In 2000 and 2004, reports circulated that George W. Bush had violated military procedure in his failure to carry out his National Guard obligations. Unlike the swift boat ads, which the media promoted as “news,” the media refused to probe deeply into the Bush allegations.
The reason? The alleged lack of irrefutable evidence, a standard never applied to the attacks on John Kerry. CBS anchorman Dan Rather lost his job for promoting the story about Bush’s military service record, and the media spent far more energy seeking to dispel rather than confirm the story.
Other right-wing narratives heavily promoted by the media--the notion that Al Gore claimed to have invented the Internet, that soon after taking office President Bill Clinton caused flight delays at LAX so he could get a haircut, and President Jimmy Carter’s alleged fight with a killer rabbit--became grist for the media grill, despite repeated demonstrations that the narratives were false.

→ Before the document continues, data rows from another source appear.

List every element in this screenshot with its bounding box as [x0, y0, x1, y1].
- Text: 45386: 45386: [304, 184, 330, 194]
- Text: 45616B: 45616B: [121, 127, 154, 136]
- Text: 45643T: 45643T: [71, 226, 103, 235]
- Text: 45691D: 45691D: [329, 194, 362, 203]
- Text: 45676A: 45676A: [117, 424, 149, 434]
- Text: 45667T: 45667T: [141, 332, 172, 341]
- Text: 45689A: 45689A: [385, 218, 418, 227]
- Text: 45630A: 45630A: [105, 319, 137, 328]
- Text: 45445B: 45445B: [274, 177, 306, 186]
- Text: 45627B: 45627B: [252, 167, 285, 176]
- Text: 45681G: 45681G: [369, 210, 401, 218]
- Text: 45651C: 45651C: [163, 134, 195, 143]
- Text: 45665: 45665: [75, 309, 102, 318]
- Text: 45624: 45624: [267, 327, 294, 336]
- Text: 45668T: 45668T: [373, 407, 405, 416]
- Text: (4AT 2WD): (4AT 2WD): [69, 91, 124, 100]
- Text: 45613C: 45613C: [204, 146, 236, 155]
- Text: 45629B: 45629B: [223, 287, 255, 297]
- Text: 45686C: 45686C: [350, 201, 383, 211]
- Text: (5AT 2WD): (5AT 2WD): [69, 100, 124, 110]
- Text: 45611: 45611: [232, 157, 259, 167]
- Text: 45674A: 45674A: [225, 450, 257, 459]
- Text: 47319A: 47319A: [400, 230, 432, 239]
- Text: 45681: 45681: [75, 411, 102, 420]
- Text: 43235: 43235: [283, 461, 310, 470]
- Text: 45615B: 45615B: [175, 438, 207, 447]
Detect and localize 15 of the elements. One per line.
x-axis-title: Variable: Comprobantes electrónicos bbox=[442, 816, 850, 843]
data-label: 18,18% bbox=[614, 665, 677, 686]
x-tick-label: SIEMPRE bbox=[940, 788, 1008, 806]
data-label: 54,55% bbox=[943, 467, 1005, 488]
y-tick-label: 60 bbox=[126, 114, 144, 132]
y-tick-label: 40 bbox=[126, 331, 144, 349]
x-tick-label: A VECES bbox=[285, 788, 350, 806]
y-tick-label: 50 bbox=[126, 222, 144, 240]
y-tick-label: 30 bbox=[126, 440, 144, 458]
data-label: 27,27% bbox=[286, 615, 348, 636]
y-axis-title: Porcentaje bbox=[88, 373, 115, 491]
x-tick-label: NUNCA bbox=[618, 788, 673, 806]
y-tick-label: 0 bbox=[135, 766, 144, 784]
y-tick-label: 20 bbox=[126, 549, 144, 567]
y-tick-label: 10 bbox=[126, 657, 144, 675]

Democrats attempt to “work the refs” did not deter coverage of the above stories. And the media used this criticism, particularly from the Kerry and Gore camps, to launch further salvos against their campaigns.
McCain: The Media is my Base
One could view the traditional media’s hesitancy to vet Palin as simply part of its longstanding effort to dispel claims of a liberal bias. But John McCain has been subject to the most fawning media coverage of almost any national politician over the past decade, and even described the media
as his “base.”
This record should insulate the media from the McCain campaign’s claims of bias, allowing the type of questioning of Palin’s qualifications that it did not hesitate to raise to Barack Obama during the primary season. The fact that the media feels deterred despite its pro-McCain record, and the high stakes involved--we are talking about the potential next vice-president to a 72-year old candidate who has had cancer--shows that the Republican Party’s grip on traditional coverage of presidential elections is greater than many suspected.
1992 v. 2000-2008
While Bill Clinton is justifiably touted for the way he ran his 1992 campaign, President George H. W. Bush did not run the type of campaign against the Democrat that typified his son’s two campaigns and that of the current McCain effort. Ross Perot’s 1992 candidacy also put two candidates criticizing Bush, which made it easier for Clinton to keep the incumbent on the defensive.
The media’s favoritism toward George W. Bush in 2000 was explained as a function of Al Gore’s problematic personality, a point also made about John Kerry in 2004.
But with the economy in shambles, the nation’s world image in tatters, and a bright, people-oriented Democratic candidate in 2008, many suspected the traditional media would provide far fairer and balanced coverage this year.
But as shown by its failure to vet Sarah Palin, this suspicion proved overly optimistic. And although many publications are now doing an excellent job uncovering the truth about her record, this occurred after positive impressions (based on false claims) were allowed to solidify, diminishing the value of such stories.
It is not that the traditional media got “played” by the McCain camp over Sarah Palin’s lack of qualifications; rather, this media is part of the Republican presidential game, resurfacing every four years to help divert public attention from the nation’s growing problems.
Far more people get their information from the Internet in 2008 than in prior presidential election years, and this plus a great ground game is why Barack Obama should be able to overcome the traditional media’s pro-Republican bias.